I write separately, however, because the cases upon which Mays relies arise in the post-trial context, where the standard of review is much more deferential than at the summary judgment stage. The principle articulated in Mays has no place in a summary judgment posture. And I believe that the single precedent supporting Mays’ analytical leap, Heyman v. United States, 497 F.2d 121 (5th Cir. 1974), was itself wrongly decided.

Thursday, March 30, 2017

Pleading of the year before Judge Ungaro

Oh this Webzilla pleading "Six Ways Buzzfeed has misled the Court (Number Two will amaze you) ... And a picture of a Kitten" is good.  Very good:
"In a somewhat remarkable Motion to Dismiss, Plaintiffs Buzzfeed, Inc. (“Buzzfeed”) and Ben Smith (“Mr. Smith”) intimate that their ties to Florida are so sparse that, collectively, they can barely find Florida on a map and that, as a result, the present case should be dismissed for lack of jurisdiction or transferred to the Southern District of New York," Gubarev's lawyers wrote. 

Tuesday, March 28, 2017

News & Notes

1. The Miami Herald covers Willy Ferrer's move to H&K here.

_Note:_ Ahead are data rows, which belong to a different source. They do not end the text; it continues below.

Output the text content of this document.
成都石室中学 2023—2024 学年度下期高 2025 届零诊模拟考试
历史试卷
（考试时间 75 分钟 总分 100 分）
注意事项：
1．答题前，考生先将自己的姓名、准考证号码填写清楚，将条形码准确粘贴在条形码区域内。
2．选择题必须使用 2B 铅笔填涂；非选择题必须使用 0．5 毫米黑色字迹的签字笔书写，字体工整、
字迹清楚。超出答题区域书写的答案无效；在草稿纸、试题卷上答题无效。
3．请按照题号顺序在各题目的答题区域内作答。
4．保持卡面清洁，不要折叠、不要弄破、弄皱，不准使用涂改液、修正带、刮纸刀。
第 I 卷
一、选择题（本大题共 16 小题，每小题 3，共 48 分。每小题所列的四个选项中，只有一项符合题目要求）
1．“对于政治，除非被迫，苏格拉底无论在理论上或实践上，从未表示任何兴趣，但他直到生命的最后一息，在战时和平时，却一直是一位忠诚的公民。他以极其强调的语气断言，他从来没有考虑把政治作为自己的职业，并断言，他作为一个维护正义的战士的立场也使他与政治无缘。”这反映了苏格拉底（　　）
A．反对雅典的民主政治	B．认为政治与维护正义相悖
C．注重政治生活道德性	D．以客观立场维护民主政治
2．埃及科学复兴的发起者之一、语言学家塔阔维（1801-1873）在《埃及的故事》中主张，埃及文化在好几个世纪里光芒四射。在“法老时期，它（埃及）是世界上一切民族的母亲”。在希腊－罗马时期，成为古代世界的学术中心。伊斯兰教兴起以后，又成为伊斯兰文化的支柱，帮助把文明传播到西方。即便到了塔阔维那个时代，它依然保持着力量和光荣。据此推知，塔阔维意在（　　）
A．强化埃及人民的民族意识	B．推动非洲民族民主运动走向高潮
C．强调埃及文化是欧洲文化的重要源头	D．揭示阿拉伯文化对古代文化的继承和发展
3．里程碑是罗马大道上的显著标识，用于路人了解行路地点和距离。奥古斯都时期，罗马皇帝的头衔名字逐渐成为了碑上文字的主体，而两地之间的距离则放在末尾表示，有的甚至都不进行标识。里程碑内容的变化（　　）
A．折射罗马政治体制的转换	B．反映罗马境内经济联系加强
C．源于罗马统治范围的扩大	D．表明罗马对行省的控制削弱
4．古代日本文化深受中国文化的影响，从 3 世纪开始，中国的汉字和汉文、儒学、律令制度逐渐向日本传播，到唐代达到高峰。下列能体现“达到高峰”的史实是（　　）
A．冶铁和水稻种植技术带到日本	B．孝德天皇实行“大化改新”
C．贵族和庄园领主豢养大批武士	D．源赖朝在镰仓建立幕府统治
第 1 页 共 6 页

2. It's a busy criminal justice week in the Supreme Court.  SCOTUSBlog summarizes them this way:
Lee v. United States, No. 16-327, to be argued March 28, 2017
Issue: Whether it is always irrational for a noncitizen defendant with longtime legal resident status and extended familial and business ties to the United States to reject a plea offer notwithstanding strong evidence of guilt when the plea would result in mandatory and permanent deportation.

Turner v. United States, No. 15-1503 to be argued March 29, 2017
Issue: Whether the petitioners' convictions must be set aside under Brady v. Maryland.

Honeycutt v. United States, No. 16-142 to be argued March 29, 2017
Issue: Whether 21 U.S.C. § 853(a)(1) mandates joint and several liability among co-conspirators for forfeiture of the reasonably foreseeable proceeds of a drug conspiracy.
3.  Amy Howe covered the Lee argument here.  From the intro:
This morning the Supreme Court heard oral argument in the case of Jae Lee, a Korean immigrant who was charged with possession of ecstasy with intent to distribute it. Lee accepted a plea bargain after his attorney told him that he would not be deported. That advice turned out to be, as Justice Elena Kagan put it today, “supremely deficient”: In addition to the year and a day in prison to which he was sentenced, Lee’s conviction also carried with it the penalty of mandatory deportation. Lee asked a federal court to vacate his conviction, but the U.S. Court of Appeals for the 6th Circuit declined to do so. It reasoned that the evidence against Lee was so overwhelming that, even if he had received bad advice from his attorney that prompted him to plead guilty, Lee could not have suffered the kind of harm from that bad advice that would render his conviction unconstitutional. The justices today seemed more sympathetic to Lee than did the 6th Circuit, although it is not clear whether he can get the five votes needed to reverse the lower court’s ruling.